Tax cuts and deregulation of many aspects of the economy are important. However, they are less important than keeping out the flood of Third World immigrants. If our immigration policies continue as they are, the US will be another Latin American country with a decrepit Latin American culture and economy. In other words, there won't be much of an economy to deregulate and not enough of a tax base to worry about cutting.
The economy of the Spanish Empire was crippled very early by the introduction of the encomienda system, which rewarded the conquistadors by making them feudal lords.
In the 18th century, Jorge Juan and Antonio de Ulloa surveyed the economic condition of parts of the Spanish Empire on a royal commission and described the retrogradation of the imperial economy, which already exhibited the extreme concentration of wealth, power, and opportunity that, 200 years later, was still firmly entrenched under the name, in Nicaragua, of Somocismo, after the Somoza family, which basically owned everything worth owning in Nicaragua.
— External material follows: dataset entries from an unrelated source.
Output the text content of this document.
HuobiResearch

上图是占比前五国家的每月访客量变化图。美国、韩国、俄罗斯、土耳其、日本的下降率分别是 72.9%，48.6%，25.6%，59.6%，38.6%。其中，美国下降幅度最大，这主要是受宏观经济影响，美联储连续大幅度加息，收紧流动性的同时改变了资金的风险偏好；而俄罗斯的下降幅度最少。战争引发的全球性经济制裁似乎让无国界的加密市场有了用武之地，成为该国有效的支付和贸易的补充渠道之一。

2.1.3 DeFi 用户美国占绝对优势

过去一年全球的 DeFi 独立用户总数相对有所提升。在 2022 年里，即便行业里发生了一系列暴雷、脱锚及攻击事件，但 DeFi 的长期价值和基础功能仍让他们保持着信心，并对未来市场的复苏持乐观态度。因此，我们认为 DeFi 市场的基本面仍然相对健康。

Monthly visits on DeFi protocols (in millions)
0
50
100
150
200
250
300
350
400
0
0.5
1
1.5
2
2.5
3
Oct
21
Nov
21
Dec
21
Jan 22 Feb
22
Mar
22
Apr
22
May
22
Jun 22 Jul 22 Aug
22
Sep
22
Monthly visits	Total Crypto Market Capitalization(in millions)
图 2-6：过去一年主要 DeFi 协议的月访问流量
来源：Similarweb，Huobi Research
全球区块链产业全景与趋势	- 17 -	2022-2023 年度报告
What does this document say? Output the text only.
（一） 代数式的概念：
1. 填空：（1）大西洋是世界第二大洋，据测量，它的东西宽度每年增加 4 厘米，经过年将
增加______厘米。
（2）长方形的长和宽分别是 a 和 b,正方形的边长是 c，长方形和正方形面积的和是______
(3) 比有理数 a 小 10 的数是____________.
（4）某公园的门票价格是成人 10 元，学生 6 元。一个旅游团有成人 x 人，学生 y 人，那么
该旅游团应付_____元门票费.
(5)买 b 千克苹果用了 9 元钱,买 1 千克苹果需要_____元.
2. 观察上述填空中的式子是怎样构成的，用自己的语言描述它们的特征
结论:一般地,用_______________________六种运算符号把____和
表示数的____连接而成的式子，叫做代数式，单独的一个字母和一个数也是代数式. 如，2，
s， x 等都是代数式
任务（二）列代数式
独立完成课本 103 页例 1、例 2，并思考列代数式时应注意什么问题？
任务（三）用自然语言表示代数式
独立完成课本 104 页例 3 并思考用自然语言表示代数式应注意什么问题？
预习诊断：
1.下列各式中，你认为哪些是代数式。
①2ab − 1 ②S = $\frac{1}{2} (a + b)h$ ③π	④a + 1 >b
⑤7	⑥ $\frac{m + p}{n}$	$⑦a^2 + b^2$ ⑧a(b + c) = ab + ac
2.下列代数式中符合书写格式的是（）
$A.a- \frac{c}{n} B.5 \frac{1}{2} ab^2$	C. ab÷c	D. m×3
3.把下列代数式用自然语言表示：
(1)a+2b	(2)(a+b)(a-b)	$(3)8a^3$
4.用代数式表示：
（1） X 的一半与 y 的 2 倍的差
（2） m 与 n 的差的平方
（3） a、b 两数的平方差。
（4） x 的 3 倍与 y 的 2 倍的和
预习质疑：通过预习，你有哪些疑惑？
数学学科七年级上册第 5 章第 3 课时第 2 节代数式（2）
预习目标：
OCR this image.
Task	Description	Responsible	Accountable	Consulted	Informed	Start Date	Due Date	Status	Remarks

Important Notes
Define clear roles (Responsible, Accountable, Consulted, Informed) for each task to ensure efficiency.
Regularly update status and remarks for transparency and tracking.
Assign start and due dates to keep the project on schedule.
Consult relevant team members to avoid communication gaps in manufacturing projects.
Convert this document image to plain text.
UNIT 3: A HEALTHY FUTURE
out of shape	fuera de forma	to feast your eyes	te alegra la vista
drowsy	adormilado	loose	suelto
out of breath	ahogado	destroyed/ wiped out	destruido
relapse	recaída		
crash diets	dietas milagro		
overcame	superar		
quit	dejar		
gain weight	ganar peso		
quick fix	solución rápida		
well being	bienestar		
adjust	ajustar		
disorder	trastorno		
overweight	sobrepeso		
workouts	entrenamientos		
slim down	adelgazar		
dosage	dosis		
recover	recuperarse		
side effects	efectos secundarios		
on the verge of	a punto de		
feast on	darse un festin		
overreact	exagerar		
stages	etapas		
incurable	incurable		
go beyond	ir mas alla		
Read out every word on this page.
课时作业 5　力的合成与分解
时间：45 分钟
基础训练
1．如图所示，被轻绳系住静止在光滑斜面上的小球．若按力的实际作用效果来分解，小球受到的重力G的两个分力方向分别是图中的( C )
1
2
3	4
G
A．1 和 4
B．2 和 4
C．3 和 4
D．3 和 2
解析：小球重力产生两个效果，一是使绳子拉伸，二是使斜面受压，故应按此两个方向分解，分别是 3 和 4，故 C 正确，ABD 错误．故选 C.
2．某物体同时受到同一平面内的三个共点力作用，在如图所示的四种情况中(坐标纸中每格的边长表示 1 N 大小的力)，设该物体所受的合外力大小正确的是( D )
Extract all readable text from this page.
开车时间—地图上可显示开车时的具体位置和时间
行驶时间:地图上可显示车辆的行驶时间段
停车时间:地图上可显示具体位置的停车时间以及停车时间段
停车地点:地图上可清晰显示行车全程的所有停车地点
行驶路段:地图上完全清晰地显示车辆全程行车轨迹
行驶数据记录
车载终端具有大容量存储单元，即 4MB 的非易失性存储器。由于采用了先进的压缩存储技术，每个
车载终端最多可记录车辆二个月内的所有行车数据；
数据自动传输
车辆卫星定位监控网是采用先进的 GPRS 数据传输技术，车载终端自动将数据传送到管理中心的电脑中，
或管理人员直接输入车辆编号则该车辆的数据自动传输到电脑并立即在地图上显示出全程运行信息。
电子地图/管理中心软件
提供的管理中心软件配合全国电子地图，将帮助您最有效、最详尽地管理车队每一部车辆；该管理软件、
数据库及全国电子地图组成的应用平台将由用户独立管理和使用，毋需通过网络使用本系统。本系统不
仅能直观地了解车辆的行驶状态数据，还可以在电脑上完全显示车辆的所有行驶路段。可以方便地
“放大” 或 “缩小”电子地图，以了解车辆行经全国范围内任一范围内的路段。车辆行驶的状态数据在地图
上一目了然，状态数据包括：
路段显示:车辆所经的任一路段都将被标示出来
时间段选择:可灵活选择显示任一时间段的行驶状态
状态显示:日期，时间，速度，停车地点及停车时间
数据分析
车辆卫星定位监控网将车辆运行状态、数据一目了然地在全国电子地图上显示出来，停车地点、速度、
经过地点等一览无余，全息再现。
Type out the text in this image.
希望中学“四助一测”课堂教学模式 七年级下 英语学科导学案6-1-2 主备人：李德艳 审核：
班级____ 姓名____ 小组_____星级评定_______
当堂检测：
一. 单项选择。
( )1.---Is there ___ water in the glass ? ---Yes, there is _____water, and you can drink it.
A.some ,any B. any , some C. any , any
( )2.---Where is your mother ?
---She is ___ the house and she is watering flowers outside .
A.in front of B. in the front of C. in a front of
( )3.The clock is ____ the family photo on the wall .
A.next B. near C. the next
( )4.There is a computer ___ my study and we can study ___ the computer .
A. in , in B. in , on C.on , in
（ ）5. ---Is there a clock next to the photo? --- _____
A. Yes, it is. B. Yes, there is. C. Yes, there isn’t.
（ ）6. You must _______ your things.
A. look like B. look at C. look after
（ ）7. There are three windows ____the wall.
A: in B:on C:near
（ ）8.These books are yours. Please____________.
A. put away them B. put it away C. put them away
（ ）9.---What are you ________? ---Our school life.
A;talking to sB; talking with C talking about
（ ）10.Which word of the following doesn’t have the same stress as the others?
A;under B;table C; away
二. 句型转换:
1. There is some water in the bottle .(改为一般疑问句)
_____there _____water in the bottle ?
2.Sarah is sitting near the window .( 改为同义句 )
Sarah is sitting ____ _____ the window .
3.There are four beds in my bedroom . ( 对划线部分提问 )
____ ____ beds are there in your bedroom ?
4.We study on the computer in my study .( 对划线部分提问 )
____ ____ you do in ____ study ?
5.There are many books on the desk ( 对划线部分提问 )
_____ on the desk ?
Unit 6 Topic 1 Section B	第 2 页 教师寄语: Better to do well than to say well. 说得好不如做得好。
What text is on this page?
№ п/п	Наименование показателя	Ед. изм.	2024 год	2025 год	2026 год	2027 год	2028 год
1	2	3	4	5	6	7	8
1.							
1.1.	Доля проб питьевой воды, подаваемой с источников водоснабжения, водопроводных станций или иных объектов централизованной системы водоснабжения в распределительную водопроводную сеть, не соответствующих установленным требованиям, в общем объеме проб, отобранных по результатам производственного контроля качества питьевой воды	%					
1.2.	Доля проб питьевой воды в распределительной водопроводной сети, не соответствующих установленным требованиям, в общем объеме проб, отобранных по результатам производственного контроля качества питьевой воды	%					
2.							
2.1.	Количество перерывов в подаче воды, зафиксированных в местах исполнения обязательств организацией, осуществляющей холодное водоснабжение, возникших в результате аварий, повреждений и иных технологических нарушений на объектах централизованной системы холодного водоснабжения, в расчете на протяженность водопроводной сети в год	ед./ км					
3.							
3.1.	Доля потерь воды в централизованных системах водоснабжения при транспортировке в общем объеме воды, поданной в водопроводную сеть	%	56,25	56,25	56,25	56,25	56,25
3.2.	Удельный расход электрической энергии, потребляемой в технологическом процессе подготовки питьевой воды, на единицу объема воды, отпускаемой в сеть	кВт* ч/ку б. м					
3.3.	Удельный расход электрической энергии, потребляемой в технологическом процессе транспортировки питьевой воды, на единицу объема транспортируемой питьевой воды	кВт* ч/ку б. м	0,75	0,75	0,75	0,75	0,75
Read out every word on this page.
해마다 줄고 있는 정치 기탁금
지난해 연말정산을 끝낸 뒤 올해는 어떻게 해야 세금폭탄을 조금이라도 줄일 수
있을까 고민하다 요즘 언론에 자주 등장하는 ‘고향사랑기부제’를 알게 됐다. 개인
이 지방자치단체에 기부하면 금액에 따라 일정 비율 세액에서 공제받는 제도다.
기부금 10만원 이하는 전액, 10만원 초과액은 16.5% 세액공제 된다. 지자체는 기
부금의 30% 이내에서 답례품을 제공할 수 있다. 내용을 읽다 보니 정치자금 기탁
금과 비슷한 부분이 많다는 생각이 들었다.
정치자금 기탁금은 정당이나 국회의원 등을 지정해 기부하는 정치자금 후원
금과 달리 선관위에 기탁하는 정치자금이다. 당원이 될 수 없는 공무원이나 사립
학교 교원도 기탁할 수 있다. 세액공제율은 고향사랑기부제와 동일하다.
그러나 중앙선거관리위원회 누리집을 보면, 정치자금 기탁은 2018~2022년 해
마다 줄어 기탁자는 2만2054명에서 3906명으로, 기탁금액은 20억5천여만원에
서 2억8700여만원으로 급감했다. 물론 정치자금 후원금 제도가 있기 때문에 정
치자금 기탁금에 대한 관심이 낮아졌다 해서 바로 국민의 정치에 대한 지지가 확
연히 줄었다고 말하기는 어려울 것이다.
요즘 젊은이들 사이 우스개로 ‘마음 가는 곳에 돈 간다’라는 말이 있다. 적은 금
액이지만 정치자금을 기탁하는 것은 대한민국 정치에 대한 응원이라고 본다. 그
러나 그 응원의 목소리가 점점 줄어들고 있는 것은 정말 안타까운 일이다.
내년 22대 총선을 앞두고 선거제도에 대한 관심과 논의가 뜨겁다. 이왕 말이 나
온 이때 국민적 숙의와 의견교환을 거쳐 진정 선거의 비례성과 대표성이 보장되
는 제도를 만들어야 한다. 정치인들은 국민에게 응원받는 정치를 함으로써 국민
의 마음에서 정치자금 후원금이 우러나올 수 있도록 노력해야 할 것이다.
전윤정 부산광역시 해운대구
(Side note: A congressional inquiry after the death of J. Pierpont Morgan -- nobody durst "inquire" about his affairs while he was alive -- found that the Morgan heirs owned or beneficially controlled 20% of everything worth owning or controlling in the United States of America. Congress promptly broke up the House of Morgan, giving us today Morgan, Stanley and J.P.Morgan Chase Bank. Insights like these have given rise to conspiracy theories like the "six families" or "sixty families" or however-many families, depending on whom one asks.)